Вершины и пропасти — страница 110 из 138

Узнав об этом решении, Шатилов пришёл в ужас. Верный друг исчерпал все аргументы, каких было огромное множество, чтобы отговорить Петра Николаевича от «безумного» шага:

– Ты знаешь, что дальнейшая борьба невозможна! Армия или погибнет, или вынуждена будет капитулировать, и ты покроешь себя позором. Ведь у тебя ничего, кроме незапятнанного имени не осталось. Ехать теперь – безумие!

Но никакие уговоры не могли подействовать, и, в итоге, Шатилов сдался, вздохнул обречённо:

– В таком случае, я тебя не оставлю и поеду с тобой.

Вдвоём и прибыли в Севастополь, где царило глубокое отчаяние. В том, что совещание остановит свой выбор на нём, Врангель не сомневался. Он готов был принять это бремя, но не считал себя вправе давать невыполнимых обещаний, а потому в своём слове перед собравшимся под председательством генерала Драгомирова советом старших начальников был предельно откровенен:

– Господа, в настоящих условиях я не вижу возможности рассчитывать на успешное продолжение борьбы. Ультиматум англичан отнимает последние надежды. Нам предстоит испить горькую чашу до дна. В этих условиях генерал Деникин не имеет права оставить армию. Если же генерал Деникин всё же оставит её, и на одного из нас выпадет тяжкий крест, то, прежде чем принять этот крест, тот кто его будет нести, должен знать, чего от него ожидают те, кто ему этот крест вверил. Повторяю, я лично не представляю себе возможным для нового Главнокомандующего обещать победоносный выход из положения. Самое большее, что можно от него требовать, – это сохранить честь вверенного армии русского знамени.
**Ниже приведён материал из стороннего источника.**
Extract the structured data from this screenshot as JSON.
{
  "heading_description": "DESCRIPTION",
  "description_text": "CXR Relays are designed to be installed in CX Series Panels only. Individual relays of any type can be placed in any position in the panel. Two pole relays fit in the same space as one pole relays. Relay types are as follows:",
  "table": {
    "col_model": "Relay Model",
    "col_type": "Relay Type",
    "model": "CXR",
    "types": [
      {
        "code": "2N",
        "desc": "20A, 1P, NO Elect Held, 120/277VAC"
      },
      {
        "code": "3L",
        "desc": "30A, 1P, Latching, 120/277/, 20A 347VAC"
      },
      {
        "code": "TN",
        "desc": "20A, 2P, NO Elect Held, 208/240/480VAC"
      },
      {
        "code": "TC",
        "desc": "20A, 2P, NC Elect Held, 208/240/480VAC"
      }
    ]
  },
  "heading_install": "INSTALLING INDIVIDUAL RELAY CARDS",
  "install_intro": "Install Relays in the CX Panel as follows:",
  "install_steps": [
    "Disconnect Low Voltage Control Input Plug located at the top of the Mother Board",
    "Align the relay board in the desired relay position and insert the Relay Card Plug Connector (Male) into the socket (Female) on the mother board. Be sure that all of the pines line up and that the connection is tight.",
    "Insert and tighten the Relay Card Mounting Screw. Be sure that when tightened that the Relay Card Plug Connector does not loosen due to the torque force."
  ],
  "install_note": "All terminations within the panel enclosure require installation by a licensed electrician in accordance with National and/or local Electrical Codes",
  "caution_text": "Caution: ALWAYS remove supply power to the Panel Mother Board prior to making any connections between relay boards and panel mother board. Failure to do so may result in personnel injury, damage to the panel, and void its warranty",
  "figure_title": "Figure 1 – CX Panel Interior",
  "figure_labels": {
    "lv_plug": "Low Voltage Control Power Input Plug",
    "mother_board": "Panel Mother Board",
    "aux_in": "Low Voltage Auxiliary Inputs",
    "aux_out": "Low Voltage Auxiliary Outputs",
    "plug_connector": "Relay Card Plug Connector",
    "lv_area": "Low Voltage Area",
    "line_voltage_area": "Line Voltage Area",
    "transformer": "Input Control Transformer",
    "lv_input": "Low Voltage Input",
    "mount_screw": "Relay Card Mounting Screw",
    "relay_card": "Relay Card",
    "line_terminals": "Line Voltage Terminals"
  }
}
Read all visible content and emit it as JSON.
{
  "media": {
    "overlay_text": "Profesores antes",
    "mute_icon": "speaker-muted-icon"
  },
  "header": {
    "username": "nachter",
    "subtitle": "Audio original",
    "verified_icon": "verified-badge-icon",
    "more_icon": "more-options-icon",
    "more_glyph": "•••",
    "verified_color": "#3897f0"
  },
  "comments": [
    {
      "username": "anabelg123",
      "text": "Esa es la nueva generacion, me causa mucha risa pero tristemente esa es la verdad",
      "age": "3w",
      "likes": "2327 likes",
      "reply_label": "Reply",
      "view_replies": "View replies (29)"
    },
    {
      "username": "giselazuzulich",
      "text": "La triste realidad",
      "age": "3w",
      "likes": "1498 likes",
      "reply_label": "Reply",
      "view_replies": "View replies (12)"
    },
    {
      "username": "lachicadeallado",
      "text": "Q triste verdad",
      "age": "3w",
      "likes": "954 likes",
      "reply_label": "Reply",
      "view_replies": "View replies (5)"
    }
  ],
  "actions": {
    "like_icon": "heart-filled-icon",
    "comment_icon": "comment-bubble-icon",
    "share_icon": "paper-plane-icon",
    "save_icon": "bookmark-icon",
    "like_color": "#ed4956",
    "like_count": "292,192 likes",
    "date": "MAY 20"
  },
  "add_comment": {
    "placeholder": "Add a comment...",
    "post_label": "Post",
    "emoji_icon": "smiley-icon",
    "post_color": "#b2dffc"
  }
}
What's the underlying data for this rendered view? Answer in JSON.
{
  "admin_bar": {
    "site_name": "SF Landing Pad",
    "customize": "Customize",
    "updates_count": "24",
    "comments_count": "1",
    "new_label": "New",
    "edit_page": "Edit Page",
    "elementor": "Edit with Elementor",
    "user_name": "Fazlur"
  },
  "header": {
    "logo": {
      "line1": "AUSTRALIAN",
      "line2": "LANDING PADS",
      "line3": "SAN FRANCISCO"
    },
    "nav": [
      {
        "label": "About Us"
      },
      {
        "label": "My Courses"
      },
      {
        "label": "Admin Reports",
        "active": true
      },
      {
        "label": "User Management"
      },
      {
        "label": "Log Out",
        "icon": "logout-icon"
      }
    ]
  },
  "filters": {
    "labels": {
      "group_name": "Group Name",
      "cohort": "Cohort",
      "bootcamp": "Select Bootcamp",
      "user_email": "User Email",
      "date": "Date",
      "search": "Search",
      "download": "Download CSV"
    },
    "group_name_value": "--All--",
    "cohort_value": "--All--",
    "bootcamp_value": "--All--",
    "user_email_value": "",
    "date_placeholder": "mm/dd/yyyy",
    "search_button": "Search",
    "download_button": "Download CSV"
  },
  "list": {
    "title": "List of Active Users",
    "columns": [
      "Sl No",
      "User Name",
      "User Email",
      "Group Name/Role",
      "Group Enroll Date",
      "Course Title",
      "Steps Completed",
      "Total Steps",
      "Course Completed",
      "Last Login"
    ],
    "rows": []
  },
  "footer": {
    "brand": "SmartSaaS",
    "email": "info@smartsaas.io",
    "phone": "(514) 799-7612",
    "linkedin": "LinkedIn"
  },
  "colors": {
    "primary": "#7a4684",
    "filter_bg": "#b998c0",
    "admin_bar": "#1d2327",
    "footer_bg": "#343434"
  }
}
Конечно, общая обстановка мне менее знакома, чем всем присутствующим, а потому я, быть может, преувеличиваю безвыходность нашего положения. Я считаю совершенно необходимым ныне же выяснить этот вопрос.

Долгое молчание было ответом на этот монолог. Его прервал начальник штаба Главнокомандующего генерал Махров:

– Каким бы безвыходным ни казалось положение, борьбу следует продолжать. Пока у нас есть хоть один шанс из ста, мы не можем сложить оружие.

– Да, Пётр Семёнович, это так, – мрачно отозвался Шатилов. – Если бы этот шанс был. Но, по-моему, у противника не девяносто девять шансов, а девяносто девять и девять в периоде.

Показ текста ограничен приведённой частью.